And Death Shall Have No Dominion

When you're talking about death and the afterlife, chances are you'd do so with a rather omniscient voice (that all-seeing perspective). It's kind of unavoidable since none of us has ever been there, done that. Dylan Thomas chose this sort of speaker for "And death shall have no dominion" and it fits pretty well with all the biblical allusions, too.

With words like "shall" and "dominion," an omniscient perspective is likewise pretty ideal since Thomas's diction tends to get a bit Romantic and old-fashioned at times. Imagine if we had a very limited perspective through the voice of a teenager in the 21st century. The waves crashing on the seashores and that flower lifting its "head to the blows of the rain" wouldn't sound quite right.

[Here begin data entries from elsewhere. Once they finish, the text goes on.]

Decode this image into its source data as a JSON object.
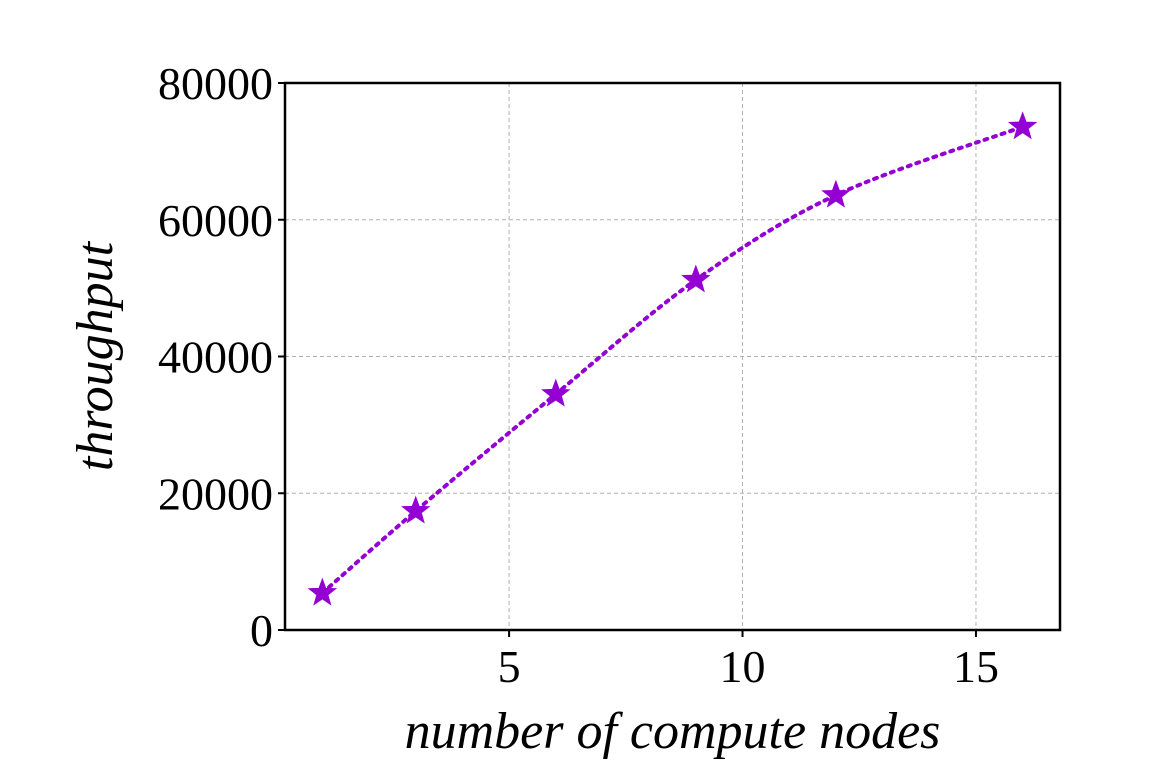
{
  "chart_data": {
    "type": "line",
    "title": "",
    "xlabel": "number of compute nodes",
    "ylabel": "throughput",
    "xlim": [
      0.2,
      16.8
    ],
    "ylim": [
      0,
      80000
    ],
    "x_ticks": [
      5,
      10,
      15
    ],
    "y_ticks": [
      0,
      20000,
      40000,
      60000,
      80000
    ],
    "x_tick_labels": [
      "5",
      "10",
      "15"
    ],
    "y_tick_labels": [
      "0",
      "20000",
      "40000",
      "60000",
      "80000"
    ],
    "grid": true,
    "legend": "none",
    "series": [
      {
        "x": [
          1,
          3,
          6,
          9,
          12,
          16
        ],
        "y": [
          5400,
          17400,
          34500,
          51200,
          63600,
          73600
        ],
        "marker": "star",
        "line_style": "dotted",
        "color": "#9400d3"
      }
    ]
  }
}
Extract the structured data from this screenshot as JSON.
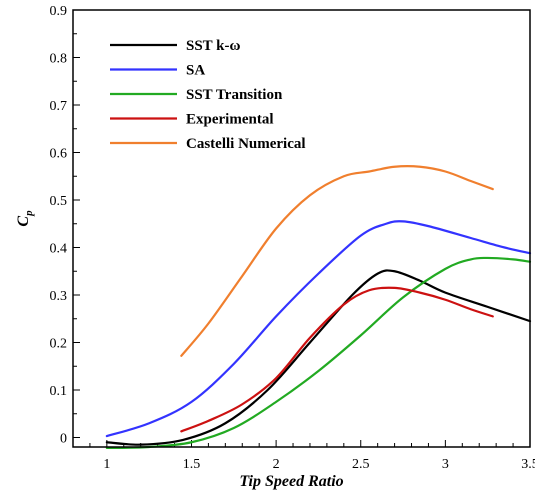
{
  "chart_data": {
    "type": "line",
    "xlabel": "Tip Speed Ratio",
    "ylabel": "C",
    "ylabel_subscript": "p",
    "xlim": [
      0.8,
      3.5
    ],
    "ylim": [
      -0.02,
      0.9
    ],
    "xticks": [
      "1",
      "1.5",
      "2",
      "2.5",
      "3",
      "3.5"
    ],
    "xtick_values": [
      1,
      1.5,
      2,
      2.5,
      3,
      3.5
    ],
    "yticks": [
      "0",
      "0.1",
      "0.2",
      "0.3",
      "0.4",
      "0.5",
      "0.6",
      "0.7",
      "0.8",
      "0.9"
    ],
    "ytick_values": [
      0,
      0.1,
      0.2,
      0.3,
      0.4,
      0.5,
      0.6,
      0.7,
      0.8,
      0.9
    ],
    "legend_position": "top-left",
    "series": [
      {
        "name": "SST k-ω",
        "color": "#000000",
        "points": [
          [
            1.0,
            -0.01
          ],
          [
            1.2,
            -0.015
          ],
          [
            1.45,
            -0.005
          ],
          [
            1.7,
            0.03
          ],
          [
            1.95,
            0.1
          ],
          [
            2.2,
            0.2
          ],
          [
            2.45,
            0.3
          ],
          [
            2.6,
            0.345
          ],
          [
            2.7,
            0.35
          ],
          [
            2.85,
            0.33
          ],
          [
            3.0,
            0.305
          ],
          [
            3.25,
            0.275
          ],
          [
            3.5,
            0.245
          ]
        ]
      },
      {
        "name": "SA",
        "color": "#3333ff",
        "points": [
          [
            1.0,
            0.003
          ],
          [
            1.25,
            0.03
          ],
          [
            1.5,
            0.075
          ],
          [
            1.75,
            0.155
          ],
          [
            2.0,
            0.255
          ],
          [
            2.25,
            0.345
          ],
          [
            2.5,
            0.425
          ],
          [
            2.65,
            0.45
          ],
          [
            2.75,
            0.455
          ],
          [
            2.9,
            0.445
          ],
          [
            3.15,
            0.42
          ],
          [
            3.35,
            0.4
          ],
          [
            3.5,
            0.388
          ]
        ]
      },
      {
        "name": "SST Transition",
        "color": "#22aa22",
        "points": [
          [
            1.0,
            -0.022
          ],
          [
            1.25,
            -0.02
          ],
          [
            1.5,
            -0.01
          ],
          [
            1.75,
            0.02
          ],
          [
            2.0,
            0.075
          ],
          [
            2.25,
            0.14
          ],
          [
            2.5,
            0.215
          ],
          [
            2.75,
            0.295
          ],
          [
            3.0,
            0.355
          ],
          [
            3.15,
            0.375
          ],
          [
            3.25,
            0.378
          ],
          [
            3.4,
            0.375
          ],
          [
            3.5,
            0.37
          ]
        ]
      },
      {
        "name": "Experimental",
        "color": "#cc1111",
        "points": [
          [
            1.44,
            0.013
          ],
          [
            1.6,
            0.035
          ],
          [
            1.8,
            0.07
          ],
          [
            2.0,
            0.125
          ],
          [
            2.2,
            0.21
          ],
          [
            2.4,
            0.28
          ],
          [
            2.55,
            0.31
          ],
          [
            2.7,
            0.315
          ],
          [
            2.85,
            0.305
          ],
          [
            3.0,
            0.29
          ],
          [
            3.15,
            0.27
          ],
          [
            3.28,
            0.255
          ]
        ]
      },
      {
        "name": "Castelli Numerical",
        "color": "#f07f2e",
        "points": [
          [
            1.44,
            0.172
          ],
          [
            1.6,
            0.24
          ],
          [
            1.8,
            0.34
          ],
          [
            2.0,
            0.44
          ],
          [
            2.2,
            0.51
          ],
          [
            2.4,
            0.55
          ],
          [
            2.55,
            0.56
          ],
          [
            2.7,
            0.57
          ],
          [
            2.85,
            0.57
          ],
          [
            3.0,
            0.56
          ],
          [
            3.15,
            0.54
          ],
          [
            3.28,
            0.523
          ]
        ]
      }
    ]
  }
}
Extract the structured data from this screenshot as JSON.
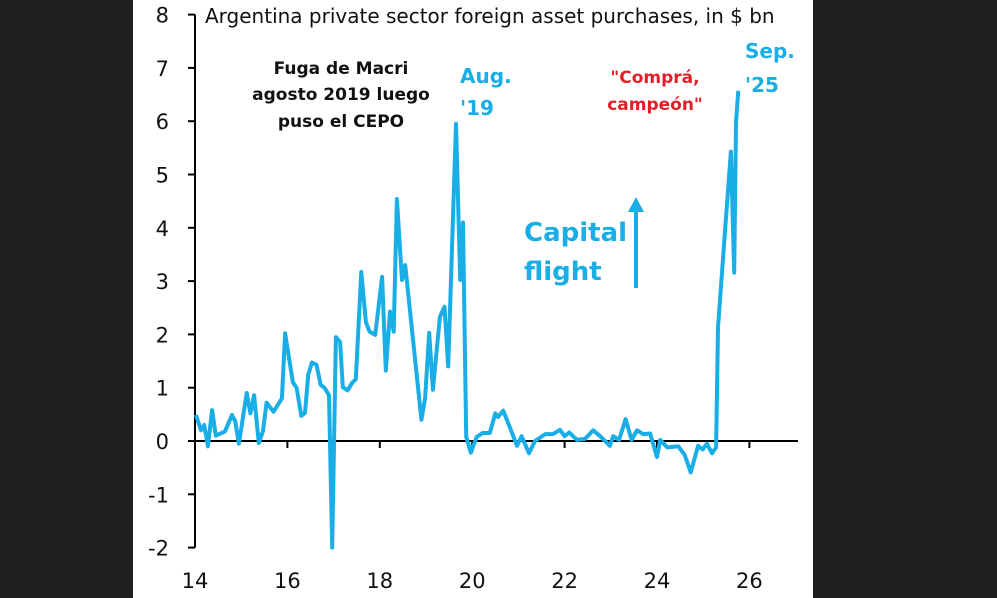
{
  "chart_data": {
    "type": "line",
    "title": "Argentina private sector foreign asset purchases, in $ bn",
    "xlabel": "",
    "ylabel": "",
    "xlim": [
      14,
      27.05
    ],
    "ylim": [
      -2,
      8
    ],
    "x_ticks": [
      "14",
      "16",
      "18",
      "20",
      "22",
      "24",
      "26"
    ],
    "y_ticks": [
      "-2",
      "-1",
      "0",
      "1",
      "2",
      "3",
      "4",
      "5",
      "6",
      "7",
      "8"
    ],
    "grid": false,
    "line_color": "#19aee6",
    "series": [
      {
        "x": [
          14.02,
          14.13,
          14.2,
          14.28,
          14.37,
          14.45,
          14.65,
          14.8,
          14.87,
          14.95,
          15.12,
          15.2,
          15.28,
          15.38,
          15.47,
          15.55,
          15.7,
          15.88,
          15.95,
          16.12,
          16.2,
          16.3,
          16.38,
          16.45,
          16.53,
          16.63,
          16.72,
          16.8,
          16.9,
          16.97,
          17.05,
          17.14,
          17.2,
          17.3,
          17.4,
          17.48,
          17.6,
          17.7,
          17.78,
          17.9,
          18.05,
          18.13,
          18.22,
          18.3,
          18.37,
          18.48,
          18.55,
          18.9,
          18.98,
          19.07,
          19.15,
          19.3,
          19.4,
          19.48,
          19.65,
          19.74,
          19.8,
          19.87,
          19.97,
          20.1,
          20.23,
          20.38,
          20.5,
          20.56,
          20.67,
          20.86,
          20.97,
          21.07,
          21.23,
          21.36,
          21.58,
          21.75,
          21.9,
          22.0,
          22.1,
          22.27,
          22.44,
          22.62,
          22.77,
          22.98,
          23.05,
          23.18,
          23.32,
          23.45,
          23.57,
          23.7,
          23.85,
          24.0,
          24.07,
          24.22,
          24.46,
          24.6,
          24.73,
          24.89,
          24.99,
          25.08,
          25.19,
          25.28,
          25.32,
          25.47,
          25.6,
          25.67,
          25.71,
          25.76
        ],
        "y": [
          0.49,
          0.2,
          0.3,
          -0.1,
          0.58,
          0.1,
          0.18,
          0.49,
          0.37,
          -0.05,
          0.9,
          0.52,
          0.86,
          -0.04,
          0.18,
          0.72,
          0.55,
          0.8,
          2.02,
          1.1,
          1.0,
          0.47,
          0.53,
          1.24,
          1.47,
          1.43,
          1.05,
          1.0,
          0.86,
          -2.0,
          1.95,
          1.86,
          1.01,
          0.95,
          1.09,
          1.16,
          3.17,
          2.23,
          2.05,
          1.99,
          3.08,
          1.32,
          2.43,
          2.05,
          4.54,
          3.02,
          3.3,
          0.4,
          0.8,
          2.03,
          0.96,
          2.33,
          2.52,
          1.4,
          5.95,
          3.02,
          4.1,
          0.08,
          -0.22,
          0.08,
          0.15,
          0.15,
          0.52,
          0.45,
          0.57,
          0.16,
          -0.09,
          0.09,
          -0.23,
          0.0,
          0.13,
          0.13,
          0.21,
          0.09,
          0.16,
          0.02,
          0.04,
          0.2,
          0.09,
          -0.09,
          0.09,
          0.02,
          0.41,
          0.02,
          0.2,
          0.13,
          0.14,
          -0.3,
          0.02,
          -0.12,
          -0.1,
          -0.26,
          -0.59,
          -0.09,
          -0.16,
          -0.05,
          -0.23,
          -0.12,
          2.13,
          3.91,
          5.43,
          3.16,
          5.99,
          6.57
        ]
      }
    ],
    "annotations": {
      "macri": [
        "Fuga de Macri",
        "agosto 2019 luego",
        "puso el CEPO"
      ],
      "aug19": [
        "Aug.",
        "'19"
      ],
      "compra": [
        "\"Comprá,",
        "campeón\""
      ],
      "sep25": [
        "Sep.",
        "'25"
      ],
      "capital_flight": [
        "Capital",
        "flight"
      ]
    },
    "colors": {
      "line": "#19aee6",
      "red_annotation": "#e21f26",
      "axis": "#000000"
    }
  }
}
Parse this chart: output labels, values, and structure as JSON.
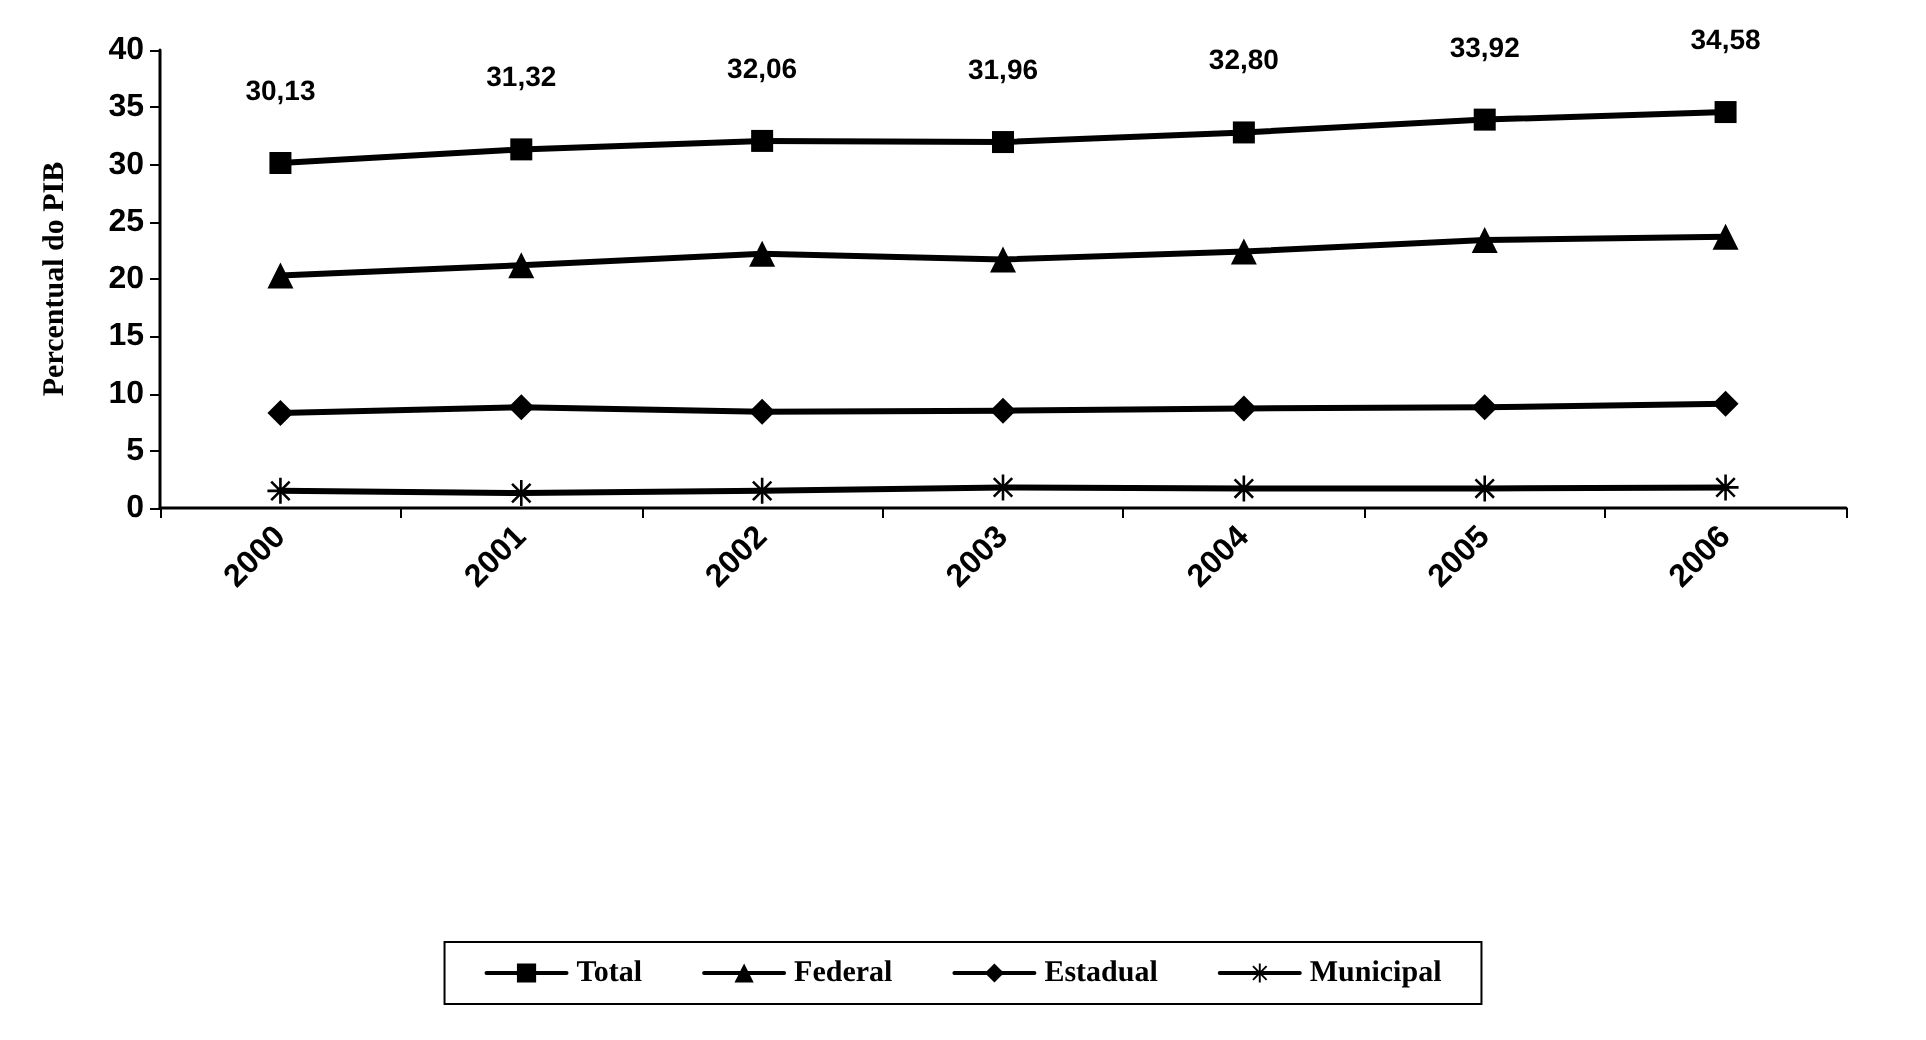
{
  "chart_data": {
    "type": "line",
    "ylabel": "Percentual do PIB",
    "categories": [
      "2000",
      "2001",
      "2002",
      "2003",
      "2004",
      "2005",
      "2006"
    ],
    "series": [
      {
        "name": "Total",
        "color": "#000000",
        "marker": "square",
        "values": [
          30.13,
          31.32,
          32.06,
          31.96,
          32.8,
          33.92,
          34.58
        ],
        "value_labels": [
          "30,13",
          "31,32",
          "32,06",
          "31,96",
          "32,80",
          "33,92",
          "34,58"
        ]
      },
      {
        "name": "Federal",
        "color": "#000000",
        "marker": "triangle",
        "values": [
          20.3,
          21.2,
          22.2,
          21.7,
          22.4,
          23.4,
          23.7
        ]
      },
      {
        "name": "Estadual",
        "color": "#000000",
        "marker": "diamond",
        "values": [
          8.3,
          8.8,
          8.4,
          8.5,
          8.7,
          8.8,
          9.1
        ]
      },
      {
        "name": "Municipal",
        "color": "#000000",
        "marker": "star",
        "values": [
          1.5,
          1.3,
          1.5,
          1.8,
          1.7,
          1.7,
          1.8
        ]
      }
    ],
    "ylim": [
      0,
      40
    ],
    "yticks": [
      0,
      5,
      10,
      15,
      20,
      25,
      30,
      35,
      40
    ],
    "grid": false,
    "legend": "bottom",
    "line_style": "solid"
  }
}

So having an all knowing and seeing speaker makes the poem jive with its deathly, cosmic content while also serving to prove Thomas's point that "death shall have no dominion." We kind of need that god-like voice to convince us that death isn't the end. Not to mention the refrain that sounds rather omnipotent in the first and last lines of each stanza. It's everywhere…

And since the speaker sweeps the globe in a short amount of time, that omniscient voice is even more fitting. After all, we'd be hard pressed to find a first-person perspective that could walk us through the cosmos, the sea, and some medieval torture "racks" in only three stanzas.